R.S.: Trudno mi oceniać, ale wydaje mi się jednak, że nie do końca. Pojawia się pytanie, na ile jest to możliwe. Nie wiem jak jest w tej chwili, ale kiedyś była to wyłącznie praca społeczna. Osoby, które są w tych organach, jednocześnie prowadzą swój biznes albo są szefami sieciowych agencji, więc mają na tę działalność bardzo mało czasu. Oczekiwać od nich, że będą codziennie podejmować dziesięć inicjatyw, byłoby nieporozumieniem. Być może kierownictwo ZFPR, tak jak wiele innych stowarzyszeń branżowych, powinno wybrać osoby, które 100 proc. swojego czasu będą oddawały budowaniu reputacji branży i prowadzeniu Związku. Możliwe, że dzięki temu działania byłyby prowadzone aktywniej i efektywniej. Niestety, w naszym środowisku są także bardzo duże różnice interesów, co było widoczne przy kontrowersyjnych sytuacjach. Przykładem może być kwestia trybu przetargowego – czy klienci powinni zwracać agencjom koszty przygotowania się, na ile słuszne jest zapraszanie 10 agencji, a następnie komunikowanie, że żadna nie przypadła im do gustu czy korzystanie z ich pomysłów, traktując to jako bezpłatną burzę mózgów? Można zaobserwować wiele patologicznych zachowań. Myślę, że w tej kwestii Związek mógłby zrobić więcej, wprowadzając pewne standardy, a następnie udając się do klientów, nie obligując, ale zachęcając ich do przestrzegania zasad. ZFPR powinien również wiedzieć o toczących się przetargach. Wtedy mógłby bardziej pilnować, żeby były prowadzone zarówno przez klientów, jak i agencje w sposób transparentny, etyczny i profesjonalny. Na pewno jest sporo do zrobienia. Jeśli w Związku zostaną wprowadzone pozytywne zmiany, na pewno rozważymy przystąpienie.

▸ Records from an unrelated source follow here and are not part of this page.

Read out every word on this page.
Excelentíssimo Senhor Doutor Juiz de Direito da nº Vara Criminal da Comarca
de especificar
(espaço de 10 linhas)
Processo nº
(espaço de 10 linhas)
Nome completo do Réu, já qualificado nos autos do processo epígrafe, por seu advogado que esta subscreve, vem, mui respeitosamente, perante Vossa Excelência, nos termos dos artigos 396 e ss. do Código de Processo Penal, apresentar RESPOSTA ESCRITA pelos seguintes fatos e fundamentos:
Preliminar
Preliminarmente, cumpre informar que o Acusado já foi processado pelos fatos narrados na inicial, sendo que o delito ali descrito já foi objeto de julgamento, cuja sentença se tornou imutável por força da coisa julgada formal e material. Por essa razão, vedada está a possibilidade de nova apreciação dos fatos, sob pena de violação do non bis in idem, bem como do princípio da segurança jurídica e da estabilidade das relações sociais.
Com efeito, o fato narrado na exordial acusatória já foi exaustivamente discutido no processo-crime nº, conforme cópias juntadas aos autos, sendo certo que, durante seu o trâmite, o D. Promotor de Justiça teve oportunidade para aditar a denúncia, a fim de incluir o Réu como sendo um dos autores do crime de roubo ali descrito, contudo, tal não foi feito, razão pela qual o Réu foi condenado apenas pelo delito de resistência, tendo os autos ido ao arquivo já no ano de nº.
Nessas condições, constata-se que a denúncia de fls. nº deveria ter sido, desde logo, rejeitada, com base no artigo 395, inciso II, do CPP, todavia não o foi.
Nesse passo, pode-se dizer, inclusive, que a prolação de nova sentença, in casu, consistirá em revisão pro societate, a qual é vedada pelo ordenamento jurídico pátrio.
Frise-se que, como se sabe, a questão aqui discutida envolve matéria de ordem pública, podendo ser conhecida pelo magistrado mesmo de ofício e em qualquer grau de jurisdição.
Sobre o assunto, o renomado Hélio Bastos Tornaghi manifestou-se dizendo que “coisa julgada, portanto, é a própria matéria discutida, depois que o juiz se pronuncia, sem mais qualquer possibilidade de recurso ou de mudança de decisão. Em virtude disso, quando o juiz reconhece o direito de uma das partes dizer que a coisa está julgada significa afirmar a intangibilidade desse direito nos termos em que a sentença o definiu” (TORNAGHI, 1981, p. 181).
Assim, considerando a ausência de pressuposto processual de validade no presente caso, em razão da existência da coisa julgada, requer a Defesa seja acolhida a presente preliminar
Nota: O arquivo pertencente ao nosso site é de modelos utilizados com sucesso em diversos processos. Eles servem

Inauguracja pracy biura i pierwszego zespołu Solski BM w czerwcu 2008 r.

PRoto.pl: 2 kwietnia 2008 r. ogłosił Pan założenie agencji Solski PR. Czy w ciągu tych 8 lat coś poszło nie tak jak Pan zamierzał?

R.S.: Zakładając agencję, planowałem, że w ciągu 5-10 lat osiągniemy bardzo dobre wyniki. Jestem raczej urodzonym optymistą. Nie wiedziałem jednak, że parę miesięcy później upadnie Lehman Brothers i zacznie się najgorszy w ostatnich latach kryzys ekonomiczny. A ponieważ pierwszymi klientami w większości były firmy międzynarodowe, szybko odczuliśmy cięcie wydatków, w tym na PR. Realizacja naszych planów zatem mocno się skomplikowała. Jednak, nie było tak źle. Nigdy w naszej historii nie byliśmy na minusie, każdy rok był dochodowy, zwłaszcza ostatnie lata. Po okresie pewnej stabilizacji, obroty, fee income i rentowność bardzo dynamicznie rosną. Podczas gdy na początku działania zajmowaliśmy w rankingach miejsce w czwartej dziesiątce, to dzisiaj mieścimy się w pierwszej idziemy bardzo szybko do przodu. Za zeszły rok odnotowaliśmy wzrost obrotów o 56 proc., fee income – o 43 proc, EBITDA wynosi dobre 22 proc. Prognoza oparta na podpisanych już kontraktach wykazuje, że rok 2016 rok będzie co najmniej tak dobry jak 2015. Może wzrosty już nie będą tak wielkie, ale na pewno nie zwolnimy tempa. Czy można było lepiej? Pewnie tak, ale proszę pamiętać, że nie jesteśmy sensu stricte agencją sieciową. Mam udziały większościowe i sam kształtuję tę firmę i sposób jej działania, oczywiście we współpracy z zespołem. Jedną z rzeczy, którą sobie szczególnie cenię, jest komfort pracy – pracowników i mój własny. Nie jesteśmy pod presją, nie musimy osiągać określonych targetów, które ktoś w świecie nam wyznaczy. Działamy efektywnie, ale spokojnie, po godzinie 17-18 już nikogo w firmie nie ma. W soboty i niedziele pracujemy bardzo rzadko – to musi być jakaś zupełnie ekstremalna sytuacja i oczywiście wtedy przysługuje wolny dzień. Dla mnie przychodzenie do firmy to tzw. fun. Chciałbym, żeby wszyscy robili to również z przyjemnością.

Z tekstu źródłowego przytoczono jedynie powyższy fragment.